Apagão quase nacional

Quem mora em um dos 10 estados brasileiros ou no pedaço paraguaio atingidos pelo apagão da madrugada entre os dias 10/11 e 11/11/09 (data sugestiva para os supersticiosos de plantão), sentiu na pele como é voltar à idade das trevas e ver-se obrigado a assistir o mundo no breu das velas, lanternas (quem quer contextualizar ainda mais, pense "lamparina" ou "tocha") e cia ltda. Itaipú parou, vixe, demorou, até que fizemos um bom tranalho nela, apesar de toda a roubalheira, desvio de verba e uma grande sacanagem com nossos companheiros paraguaios, ao qual o povo brasileiro não deveria se orgulhar, é claro.

Mas, em eventos como esses, surgem coisas, coisas que até certo ponto surpreendem(negativamente), e que contradizem o bom senso, a dignidade e qualquer outro valor indecentemente exibido e ovacionado pela nossa bela nação em seu hino nacional ou em qualquer outro discurso nacionalista que podemos presenciar por aí. É maternidade, que sabe-se lá porque raios e motivos(e espero que descubram), não tem gerador, pondo em risco a vida de 6 bebês, precisando da ajuda da emissora regional de televisão.

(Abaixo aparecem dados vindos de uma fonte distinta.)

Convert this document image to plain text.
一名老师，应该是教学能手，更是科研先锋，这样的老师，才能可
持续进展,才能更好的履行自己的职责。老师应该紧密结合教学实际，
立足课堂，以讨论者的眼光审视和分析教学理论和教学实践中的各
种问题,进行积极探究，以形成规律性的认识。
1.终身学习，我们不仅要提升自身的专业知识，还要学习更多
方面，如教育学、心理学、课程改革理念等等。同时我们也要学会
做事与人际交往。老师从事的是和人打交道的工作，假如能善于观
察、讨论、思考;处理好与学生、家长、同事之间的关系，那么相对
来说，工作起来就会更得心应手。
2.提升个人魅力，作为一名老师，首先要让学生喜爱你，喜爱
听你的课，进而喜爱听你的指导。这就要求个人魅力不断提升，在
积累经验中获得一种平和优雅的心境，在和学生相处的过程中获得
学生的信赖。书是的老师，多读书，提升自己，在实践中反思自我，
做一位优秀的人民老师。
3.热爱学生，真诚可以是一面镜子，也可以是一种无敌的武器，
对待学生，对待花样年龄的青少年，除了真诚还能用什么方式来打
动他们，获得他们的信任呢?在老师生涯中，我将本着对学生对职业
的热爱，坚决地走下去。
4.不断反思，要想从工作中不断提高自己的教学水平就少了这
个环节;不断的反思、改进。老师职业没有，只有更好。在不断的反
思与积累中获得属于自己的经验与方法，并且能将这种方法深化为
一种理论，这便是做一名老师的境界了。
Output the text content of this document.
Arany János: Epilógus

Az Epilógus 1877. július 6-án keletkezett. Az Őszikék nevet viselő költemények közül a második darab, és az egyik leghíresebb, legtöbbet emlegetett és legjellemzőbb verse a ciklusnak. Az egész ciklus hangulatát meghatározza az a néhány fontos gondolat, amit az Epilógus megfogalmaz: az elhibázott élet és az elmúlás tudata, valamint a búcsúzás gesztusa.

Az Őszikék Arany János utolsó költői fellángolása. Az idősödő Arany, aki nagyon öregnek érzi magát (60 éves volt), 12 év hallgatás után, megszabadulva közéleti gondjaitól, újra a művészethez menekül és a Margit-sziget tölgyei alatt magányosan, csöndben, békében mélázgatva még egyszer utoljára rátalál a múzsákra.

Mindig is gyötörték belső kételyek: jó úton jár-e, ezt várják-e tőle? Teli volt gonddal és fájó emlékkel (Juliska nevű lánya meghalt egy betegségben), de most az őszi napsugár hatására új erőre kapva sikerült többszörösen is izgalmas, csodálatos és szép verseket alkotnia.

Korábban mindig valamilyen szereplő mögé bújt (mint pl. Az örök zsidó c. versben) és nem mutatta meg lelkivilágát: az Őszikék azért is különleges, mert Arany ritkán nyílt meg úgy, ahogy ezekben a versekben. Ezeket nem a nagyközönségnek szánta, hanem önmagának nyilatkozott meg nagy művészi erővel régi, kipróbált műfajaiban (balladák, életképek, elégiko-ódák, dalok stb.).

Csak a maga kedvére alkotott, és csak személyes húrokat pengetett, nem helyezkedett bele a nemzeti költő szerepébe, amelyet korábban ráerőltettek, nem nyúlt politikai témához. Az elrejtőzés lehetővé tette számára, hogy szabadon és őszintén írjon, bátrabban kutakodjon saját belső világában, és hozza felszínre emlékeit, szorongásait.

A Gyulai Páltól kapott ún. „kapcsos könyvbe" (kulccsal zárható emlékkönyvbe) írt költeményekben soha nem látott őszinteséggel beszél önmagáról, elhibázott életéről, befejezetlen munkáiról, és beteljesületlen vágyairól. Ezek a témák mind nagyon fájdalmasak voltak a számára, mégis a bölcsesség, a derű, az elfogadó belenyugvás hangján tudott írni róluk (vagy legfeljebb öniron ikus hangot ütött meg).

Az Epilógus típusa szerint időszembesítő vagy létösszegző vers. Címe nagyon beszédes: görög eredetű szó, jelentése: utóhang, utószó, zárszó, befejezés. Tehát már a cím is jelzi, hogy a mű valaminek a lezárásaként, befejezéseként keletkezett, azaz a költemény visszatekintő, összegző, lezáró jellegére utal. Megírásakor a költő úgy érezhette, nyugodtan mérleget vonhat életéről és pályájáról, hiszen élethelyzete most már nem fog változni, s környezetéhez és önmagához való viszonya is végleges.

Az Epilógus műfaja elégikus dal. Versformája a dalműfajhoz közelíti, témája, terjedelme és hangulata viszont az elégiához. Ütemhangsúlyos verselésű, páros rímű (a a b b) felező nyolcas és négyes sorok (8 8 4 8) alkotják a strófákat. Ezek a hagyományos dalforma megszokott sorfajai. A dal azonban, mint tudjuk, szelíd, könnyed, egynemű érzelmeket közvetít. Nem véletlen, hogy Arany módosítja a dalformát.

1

A vergonha nacional chega ao ponto de tornar mais aceitável a punição por "vagabundagem" de mendigos (levando-os à prisão, sem questionamento, "vai pra jaula, animal!") do que a punição por assalto (e assim eu o chamo!) do dinheiro público enviado à saúde pública de um município que presta auxílio à toda a região (não levando-os à prisão, pra quê questionar? "eles são ricos mesmo). Ricos, as famílias mais ricas da cidade, roubando, assaltando, de quem? Dos pobres que usam serviço público de saúde. Ooo vergonha nacional. Como que se desenrolam situações como essa? Hum, daqui há alguns anos, esqueceremos a pasta do processo sabe-se lá na gaveta de quem.

A questão principal é, até quando aceitaremos essa inversão de valores? Dinheiro vale realmente mais do que a vida de milhares de pessoas? Enquanto muitos morrem pelo planeta por guerras financiadas por puro interesse financeiro, nós aqui nos contetaremos com prisão à mendigos para que eles não incomodem nossa visão egocêntrica de uma cidade "limpa"? Nossos "pobres" são tão desprezíveis ao ponto de não precisarmos dar dinheiro para a saúde pública deles?

Pensemos um pouco, a vida não deveria valer tão pouco. Dinheiro é passageiro e irreal, mais do que a própria vida. Valorizemos-a um pouco mais.